[LeetCode] Valid Word Abbreviation 验证单词缩写

 

Given a non-empty string s and an abbreviation abbr, return whether the string matches with the given abbreviation.

A string such as "word" contains only the following valid abbreviations:

["word", "1ord", "w1rd", "wo1d", "wor1", "2rd", "w2d", "wo2", "1o1d", "1or1", "w1r1", "1o2", "2r1", "3d", "w3", "4"]

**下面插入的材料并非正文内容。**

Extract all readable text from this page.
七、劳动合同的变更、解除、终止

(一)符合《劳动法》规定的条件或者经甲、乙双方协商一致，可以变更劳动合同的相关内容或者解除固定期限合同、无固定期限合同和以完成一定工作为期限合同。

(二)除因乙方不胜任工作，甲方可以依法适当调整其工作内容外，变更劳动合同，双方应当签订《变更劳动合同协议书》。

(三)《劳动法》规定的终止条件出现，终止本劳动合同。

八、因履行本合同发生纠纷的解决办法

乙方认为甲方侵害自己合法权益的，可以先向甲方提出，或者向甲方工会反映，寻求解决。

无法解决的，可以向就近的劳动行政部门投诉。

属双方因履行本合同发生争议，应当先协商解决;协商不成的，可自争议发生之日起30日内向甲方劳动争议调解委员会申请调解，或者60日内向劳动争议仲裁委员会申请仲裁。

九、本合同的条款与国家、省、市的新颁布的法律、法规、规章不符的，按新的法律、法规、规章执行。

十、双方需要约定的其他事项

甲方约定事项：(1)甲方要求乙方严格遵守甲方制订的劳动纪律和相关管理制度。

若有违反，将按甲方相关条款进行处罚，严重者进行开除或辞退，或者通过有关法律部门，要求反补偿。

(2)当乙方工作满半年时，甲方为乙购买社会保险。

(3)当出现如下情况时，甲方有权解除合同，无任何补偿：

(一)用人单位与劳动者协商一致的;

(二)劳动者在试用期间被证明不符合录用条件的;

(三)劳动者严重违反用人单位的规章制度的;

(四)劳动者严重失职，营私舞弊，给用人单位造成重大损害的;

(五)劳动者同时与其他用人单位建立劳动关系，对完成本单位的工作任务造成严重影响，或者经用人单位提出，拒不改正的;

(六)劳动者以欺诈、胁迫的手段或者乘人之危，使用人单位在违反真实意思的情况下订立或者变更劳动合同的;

Notice that only the above abbreviations are valid abbreviations of the string "word". Any other string is not a valid abbreviation of "word".

Note:
Assume s contains only lowercase letters and abbr contains only lowercase letters and digits.

Example 1:

Given s = "internationalization", abbr = "i12iz4n":

Return true.

 

Example 2:

Given s = "apple", abbr = "a2e":

Return false.

 

这道题让我们验证单词缩写,关于单词缩写LeetCode上还有两道相类似的题目Unique Word AbbreviationGeneralized Abbreviation。这道题给了我们一个单词和一个缩写形式,让我们验证这个缩写形式是否是正确的,由于题目中限定了单词中只有小写字母和数字,所以我们只要对这两种情况分别处理即可。我们使用双指针分别指向两个单词的开头,循环的条件是两个指针都没有到各自的末尾,如果指向缩写单词的指针指的是一个数字的话,如果当前数字是0,返回false,因为数字不能以0开头,然后我们要把该数字整体取出来,所以我们用一个while循环将数字整体取出来,然后指向原单词的指针也要对应的向后移动这么多位数。如果指向缩写单词的指针指的是一个字母的话,那么我们只要比两个指针指向的字母是否相同,不同则返回false,相同则两个指针均向后移动一位,参见代码如下:

 

解法一:

class Solution {
public:
    bool validWordAbbreviation(string word, string abbr) {
        int i = 0, j = 0, m = word.size(), n = abbr.size();
        while (i < m && j < n) {
            if (abbr[j] >= '0' && abbr[j] <= '9') {
                if (abbr[j] == '0') return false;
                int val = 0;
                while (j < n && abbr[j] >= '0' && abbr[j] <= '9') {
                    val = val * 10 + abbr[j++] - '0';
                }
                i += val;
            } else {
                if (word[i++] != abbr[j++]) return false;
            }
        }
        return i == m && j == n;
    }
};

 

下面这种方法和上面的方法稍有不同,这里是用了一个for循环来遍历缩写单词的所有字符,然后用一个指针p来指向与其对应的原单词的位置,然后cnt表示当前读取查出来的数字,如果读取的是数字,我们先排除首位是0的情况,然后cnt做累加;如果读取的是字母,那么指针p向后移动cnt位,如果p到超过范围了,或者p指向的字符和当前遍历到的缩写单词的字符不相等,则返回false,反之则给cnt置零继续循环,参见代码如下:

 

解法二:

class Solution {
public:
    bool validWordAbbreviation(string word, string abbr) {
        int m = word.size(), n = abbr.size(), p = 0, cnt = 0;
        for (int i = 0; i < abbr.size(); ++i) {
            if (abbr[i] >= '0' && abbr[i] <= '9') {
                if (cnt == 0 && abbr[i] == '0') return false;
                cnt = 10 * cnt + abbr[i] - '0';
            } else {
                p += cnt;
                if (p >= m || word[p++] != abbr[i]) return false;
                cnt = 0;
            }
        }
        return p + cnt == m;
    }
};

 

类似题目:

Unique Word Abbreviation

Generalized Abbreviation

 

参考资料:

https://discuss.leetcode.com/topic/61404/concise-c-solution

https://discuss.leetcode.com/topic/61430/java-2-pointers-15-lines

https://discuss.leetcode.com/topic/61353/simple-regex-one-liner-java-python

 

    原文作者:Grandyang
    原文地址: http://www.cnblogs.com/grandyang/p/5930369.html
    本文转自网络文章,转载此文章仅为分享知识,如有侵权,请联系博主进行删除。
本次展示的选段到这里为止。